SIX prisoners who have completed an intensive eight-week culinary skills programme in Cork Prison served up a four-course meal last night to 60 people, some of them potential future employers.
The corridors of Cork Prison are bright, modern and clean, but those big metal doors are heavy and when they slam shut the echoes are loud and ominous.
When The Echo visited yesterday, the landing of B3 division had a series of tables laid out for dinner.

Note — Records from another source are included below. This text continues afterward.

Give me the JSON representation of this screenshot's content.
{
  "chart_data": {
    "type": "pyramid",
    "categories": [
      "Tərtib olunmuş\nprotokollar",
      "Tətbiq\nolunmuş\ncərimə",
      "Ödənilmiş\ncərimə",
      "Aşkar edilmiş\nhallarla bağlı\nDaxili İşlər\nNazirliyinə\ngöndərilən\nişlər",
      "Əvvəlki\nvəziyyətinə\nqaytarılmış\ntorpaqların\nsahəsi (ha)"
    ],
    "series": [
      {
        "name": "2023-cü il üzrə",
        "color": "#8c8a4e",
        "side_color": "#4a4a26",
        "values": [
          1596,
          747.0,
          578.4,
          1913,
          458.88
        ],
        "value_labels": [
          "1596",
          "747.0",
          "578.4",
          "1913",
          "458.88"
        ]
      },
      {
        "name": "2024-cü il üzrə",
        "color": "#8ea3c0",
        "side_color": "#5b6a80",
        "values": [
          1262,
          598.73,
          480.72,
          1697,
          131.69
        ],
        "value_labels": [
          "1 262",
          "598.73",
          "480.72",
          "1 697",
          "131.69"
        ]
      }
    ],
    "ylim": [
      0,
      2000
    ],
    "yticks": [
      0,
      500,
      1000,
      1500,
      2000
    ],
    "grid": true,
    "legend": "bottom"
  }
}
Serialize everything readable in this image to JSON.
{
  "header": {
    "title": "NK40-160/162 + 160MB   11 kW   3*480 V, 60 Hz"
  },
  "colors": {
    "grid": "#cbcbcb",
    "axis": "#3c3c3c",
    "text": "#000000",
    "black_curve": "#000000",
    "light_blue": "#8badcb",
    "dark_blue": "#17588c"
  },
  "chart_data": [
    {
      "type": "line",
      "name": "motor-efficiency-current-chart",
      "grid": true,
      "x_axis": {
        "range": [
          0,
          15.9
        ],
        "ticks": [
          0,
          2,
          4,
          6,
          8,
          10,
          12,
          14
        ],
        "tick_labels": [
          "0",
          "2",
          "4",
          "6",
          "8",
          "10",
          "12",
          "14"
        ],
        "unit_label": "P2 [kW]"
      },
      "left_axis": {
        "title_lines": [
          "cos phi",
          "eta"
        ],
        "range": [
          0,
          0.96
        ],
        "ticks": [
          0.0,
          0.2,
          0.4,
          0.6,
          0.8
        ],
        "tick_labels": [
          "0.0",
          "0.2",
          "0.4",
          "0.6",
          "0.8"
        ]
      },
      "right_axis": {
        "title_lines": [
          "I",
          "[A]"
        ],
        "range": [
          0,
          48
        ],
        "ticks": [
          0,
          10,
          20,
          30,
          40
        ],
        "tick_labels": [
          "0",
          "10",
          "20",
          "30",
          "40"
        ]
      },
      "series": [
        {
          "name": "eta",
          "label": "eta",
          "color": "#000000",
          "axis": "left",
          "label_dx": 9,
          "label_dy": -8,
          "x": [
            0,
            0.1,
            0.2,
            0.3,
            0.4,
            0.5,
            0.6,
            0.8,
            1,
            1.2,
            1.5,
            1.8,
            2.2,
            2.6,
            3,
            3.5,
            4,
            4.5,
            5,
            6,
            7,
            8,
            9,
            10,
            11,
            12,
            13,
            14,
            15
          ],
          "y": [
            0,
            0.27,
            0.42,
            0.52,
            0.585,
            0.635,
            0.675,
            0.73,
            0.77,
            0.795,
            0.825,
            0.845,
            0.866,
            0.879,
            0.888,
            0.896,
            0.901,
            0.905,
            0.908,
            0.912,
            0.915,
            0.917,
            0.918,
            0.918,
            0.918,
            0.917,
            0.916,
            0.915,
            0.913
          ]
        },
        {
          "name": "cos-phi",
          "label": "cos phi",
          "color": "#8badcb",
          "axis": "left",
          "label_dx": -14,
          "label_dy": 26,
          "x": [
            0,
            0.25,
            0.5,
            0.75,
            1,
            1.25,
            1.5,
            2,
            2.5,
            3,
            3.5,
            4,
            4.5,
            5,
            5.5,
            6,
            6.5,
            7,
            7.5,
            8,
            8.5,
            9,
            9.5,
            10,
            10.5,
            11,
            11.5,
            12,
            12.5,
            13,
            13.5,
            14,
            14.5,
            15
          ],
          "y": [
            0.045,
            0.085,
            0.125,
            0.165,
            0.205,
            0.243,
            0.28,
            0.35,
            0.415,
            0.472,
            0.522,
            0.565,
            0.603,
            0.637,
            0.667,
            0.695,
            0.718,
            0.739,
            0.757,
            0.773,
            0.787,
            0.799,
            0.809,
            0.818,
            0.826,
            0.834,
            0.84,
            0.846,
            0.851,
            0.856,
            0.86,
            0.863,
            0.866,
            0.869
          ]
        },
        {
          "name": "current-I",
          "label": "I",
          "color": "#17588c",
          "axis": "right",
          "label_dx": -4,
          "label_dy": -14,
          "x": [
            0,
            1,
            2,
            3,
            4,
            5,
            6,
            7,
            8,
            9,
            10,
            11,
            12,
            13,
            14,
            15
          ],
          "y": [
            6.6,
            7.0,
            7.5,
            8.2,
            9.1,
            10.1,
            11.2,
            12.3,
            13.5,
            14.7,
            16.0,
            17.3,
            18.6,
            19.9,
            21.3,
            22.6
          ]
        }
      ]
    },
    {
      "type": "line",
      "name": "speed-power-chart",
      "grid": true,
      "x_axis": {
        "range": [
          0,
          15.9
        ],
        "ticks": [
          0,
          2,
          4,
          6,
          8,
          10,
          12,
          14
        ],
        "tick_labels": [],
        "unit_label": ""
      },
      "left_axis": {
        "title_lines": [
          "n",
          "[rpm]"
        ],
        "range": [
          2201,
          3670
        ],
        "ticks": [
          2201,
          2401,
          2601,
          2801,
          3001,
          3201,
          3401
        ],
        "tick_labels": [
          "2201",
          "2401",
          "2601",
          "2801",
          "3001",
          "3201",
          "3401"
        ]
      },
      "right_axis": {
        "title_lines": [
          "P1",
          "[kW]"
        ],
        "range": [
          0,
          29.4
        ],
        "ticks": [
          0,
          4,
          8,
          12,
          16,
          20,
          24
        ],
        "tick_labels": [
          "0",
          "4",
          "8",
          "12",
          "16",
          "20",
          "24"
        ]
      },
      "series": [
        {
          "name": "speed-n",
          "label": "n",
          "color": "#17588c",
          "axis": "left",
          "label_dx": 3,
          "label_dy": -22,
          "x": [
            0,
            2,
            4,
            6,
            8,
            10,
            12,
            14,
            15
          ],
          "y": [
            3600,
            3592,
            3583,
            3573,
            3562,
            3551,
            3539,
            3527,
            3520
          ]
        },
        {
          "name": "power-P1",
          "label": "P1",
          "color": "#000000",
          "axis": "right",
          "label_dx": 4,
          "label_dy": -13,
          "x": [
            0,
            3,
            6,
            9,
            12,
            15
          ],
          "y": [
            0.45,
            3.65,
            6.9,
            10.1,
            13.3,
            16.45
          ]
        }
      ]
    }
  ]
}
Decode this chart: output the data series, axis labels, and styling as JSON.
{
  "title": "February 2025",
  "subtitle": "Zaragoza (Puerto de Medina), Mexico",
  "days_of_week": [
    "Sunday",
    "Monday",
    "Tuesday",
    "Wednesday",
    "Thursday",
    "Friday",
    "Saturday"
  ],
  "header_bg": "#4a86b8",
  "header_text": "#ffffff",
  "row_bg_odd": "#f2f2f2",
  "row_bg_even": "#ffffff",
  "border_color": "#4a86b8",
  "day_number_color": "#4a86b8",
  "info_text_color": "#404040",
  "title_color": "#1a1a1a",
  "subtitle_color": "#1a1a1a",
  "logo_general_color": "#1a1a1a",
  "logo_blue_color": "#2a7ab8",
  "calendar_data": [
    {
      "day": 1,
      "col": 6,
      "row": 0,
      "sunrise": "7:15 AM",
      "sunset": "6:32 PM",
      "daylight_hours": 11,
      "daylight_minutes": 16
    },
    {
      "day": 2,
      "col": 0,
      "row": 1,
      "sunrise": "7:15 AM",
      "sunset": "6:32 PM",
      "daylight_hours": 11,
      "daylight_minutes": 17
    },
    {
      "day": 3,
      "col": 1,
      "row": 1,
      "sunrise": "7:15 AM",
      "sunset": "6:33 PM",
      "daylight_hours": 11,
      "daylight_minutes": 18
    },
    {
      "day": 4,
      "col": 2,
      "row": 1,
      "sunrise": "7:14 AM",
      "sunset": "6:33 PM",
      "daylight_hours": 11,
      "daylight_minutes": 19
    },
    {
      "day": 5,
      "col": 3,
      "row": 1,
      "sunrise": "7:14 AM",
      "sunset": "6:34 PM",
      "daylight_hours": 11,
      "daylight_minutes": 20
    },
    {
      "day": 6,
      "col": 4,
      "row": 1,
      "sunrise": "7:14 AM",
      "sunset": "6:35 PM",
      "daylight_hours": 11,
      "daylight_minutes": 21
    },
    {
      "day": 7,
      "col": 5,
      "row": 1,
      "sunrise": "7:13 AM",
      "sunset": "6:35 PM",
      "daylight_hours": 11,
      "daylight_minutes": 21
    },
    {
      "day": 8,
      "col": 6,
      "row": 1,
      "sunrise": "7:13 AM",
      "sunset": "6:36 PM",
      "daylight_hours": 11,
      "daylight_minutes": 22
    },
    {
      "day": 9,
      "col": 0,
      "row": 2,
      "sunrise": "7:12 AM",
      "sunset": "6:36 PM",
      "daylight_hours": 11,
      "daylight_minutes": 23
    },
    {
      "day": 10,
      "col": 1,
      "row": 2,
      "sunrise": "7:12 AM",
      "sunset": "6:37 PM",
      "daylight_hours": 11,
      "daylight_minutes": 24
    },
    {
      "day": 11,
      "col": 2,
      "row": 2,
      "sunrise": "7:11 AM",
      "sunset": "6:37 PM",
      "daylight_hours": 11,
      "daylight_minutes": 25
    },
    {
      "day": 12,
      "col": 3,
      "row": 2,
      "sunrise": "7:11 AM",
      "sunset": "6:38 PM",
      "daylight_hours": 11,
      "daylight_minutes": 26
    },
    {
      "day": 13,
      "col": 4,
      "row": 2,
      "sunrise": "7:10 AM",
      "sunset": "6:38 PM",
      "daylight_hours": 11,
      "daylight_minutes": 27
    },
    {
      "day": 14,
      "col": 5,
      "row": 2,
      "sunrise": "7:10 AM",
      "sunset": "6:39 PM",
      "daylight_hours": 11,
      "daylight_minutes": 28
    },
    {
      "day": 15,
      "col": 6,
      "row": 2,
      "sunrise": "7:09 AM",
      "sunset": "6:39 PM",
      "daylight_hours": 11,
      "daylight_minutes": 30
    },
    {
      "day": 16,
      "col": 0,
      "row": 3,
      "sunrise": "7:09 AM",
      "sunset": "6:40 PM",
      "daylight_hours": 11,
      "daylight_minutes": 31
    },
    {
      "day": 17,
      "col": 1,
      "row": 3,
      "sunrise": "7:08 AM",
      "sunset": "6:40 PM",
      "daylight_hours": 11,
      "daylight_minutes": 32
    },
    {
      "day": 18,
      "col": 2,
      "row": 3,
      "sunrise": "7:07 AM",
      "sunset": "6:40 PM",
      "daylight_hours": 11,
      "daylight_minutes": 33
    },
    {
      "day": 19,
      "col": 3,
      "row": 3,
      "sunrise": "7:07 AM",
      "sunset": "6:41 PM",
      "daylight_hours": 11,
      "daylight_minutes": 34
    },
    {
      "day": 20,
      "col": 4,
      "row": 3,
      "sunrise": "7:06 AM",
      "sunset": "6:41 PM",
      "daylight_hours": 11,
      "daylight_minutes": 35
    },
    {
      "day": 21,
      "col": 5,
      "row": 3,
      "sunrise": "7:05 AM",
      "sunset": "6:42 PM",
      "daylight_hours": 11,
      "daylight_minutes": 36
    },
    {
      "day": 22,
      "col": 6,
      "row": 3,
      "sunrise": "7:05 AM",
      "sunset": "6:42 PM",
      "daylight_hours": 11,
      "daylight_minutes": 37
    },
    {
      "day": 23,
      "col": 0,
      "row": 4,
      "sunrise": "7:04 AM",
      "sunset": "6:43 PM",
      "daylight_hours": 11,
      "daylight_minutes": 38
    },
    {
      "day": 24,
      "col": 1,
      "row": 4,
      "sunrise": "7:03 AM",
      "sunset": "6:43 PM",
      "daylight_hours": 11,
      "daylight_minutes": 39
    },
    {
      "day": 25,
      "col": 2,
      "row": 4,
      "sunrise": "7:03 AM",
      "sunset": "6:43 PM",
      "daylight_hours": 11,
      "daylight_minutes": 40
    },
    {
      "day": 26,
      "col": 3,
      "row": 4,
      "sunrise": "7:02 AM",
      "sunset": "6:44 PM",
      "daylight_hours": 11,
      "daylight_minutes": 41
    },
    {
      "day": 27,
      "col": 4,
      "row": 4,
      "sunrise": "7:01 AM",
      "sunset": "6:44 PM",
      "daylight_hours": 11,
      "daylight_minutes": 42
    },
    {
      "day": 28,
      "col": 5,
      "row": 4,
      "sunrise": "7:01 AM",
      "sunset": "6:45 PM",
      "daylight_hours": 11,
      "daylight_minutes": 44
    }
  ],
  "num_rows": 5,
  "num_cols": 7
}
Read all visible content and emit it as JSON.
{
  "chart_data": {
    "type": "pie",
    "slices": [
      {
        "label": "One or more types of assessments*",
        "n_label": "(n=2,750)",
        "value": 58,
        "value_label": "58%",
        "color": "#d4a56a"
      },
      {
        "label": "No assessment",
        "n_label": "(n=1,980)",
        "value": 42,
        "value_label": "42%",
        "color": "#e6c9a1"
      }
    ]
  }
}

If the setting, with the round landing secured and barred, was incongruous, the menu looked delicious.
The starter course offered a choice of roast butternut and chilli pancetta croutons, chicken tikka skewers, smoked salmon with lemon creme fraiche, or tomato bruschetta, with a main course of roasted loin of pork or a triple-cooked glazed pork belly. Dessert was pavlova, followed by tea and coffee with peanut butter chocolate cups.
The Open Door, a pop-up restaurant in the prison, is the culmination of a pilot scheme being co-managed by the Irish Prison Service, the department of tourism and hospitality at Munster Technological University (MTU), and the MTU’s Access Service.
The ‘practical culinary skills’ programme provides prisoners with a thorough training in culinary skills as they prepare meals three times a day in the “live” setting of a working kitchen that caters for the prison’s 260-plus population, giving them skills that will improve their employment prospects upon release from prison.
William, one of the prisoners participating in the programme, is 35 years old and said he hoped to gain employment in the hospitality sector when he released from prison later this week.
“There are some people coming from where I’m from tonight and I’m hoping to speak with them,” he said.
Cork Prison governor Peter O’Brien told The Echo he believed the positive experience of prisoners who completed the course would have a ripple effect of opportunity for prisoners and their families.
What we’re hoping is that because they have had a positive experience of education in prison, that they would go on to further education or training outside of prison.
He said that he hoped the prisoners “would pass on that positive experience of education on to their children or on to their siblings and encourage them to finish school, do their Junior Cert, do their Leaving Cert, and then go on to college, or a trade, or a profession”.
MTU president Maggie Cusack said the university was very proud to be able to help prisoners gain new skills.
“Many of the guests at the pop-up restaurant will be potential employers and that is important, particularly given the many vacancies currently in tourism and hospitality in Ireland,” Professor Cusack said.
Mr O’Brien said the governor of Mountjoy Prison would be one of the invited guests and he was hopeful the course could be replicated across all prisons.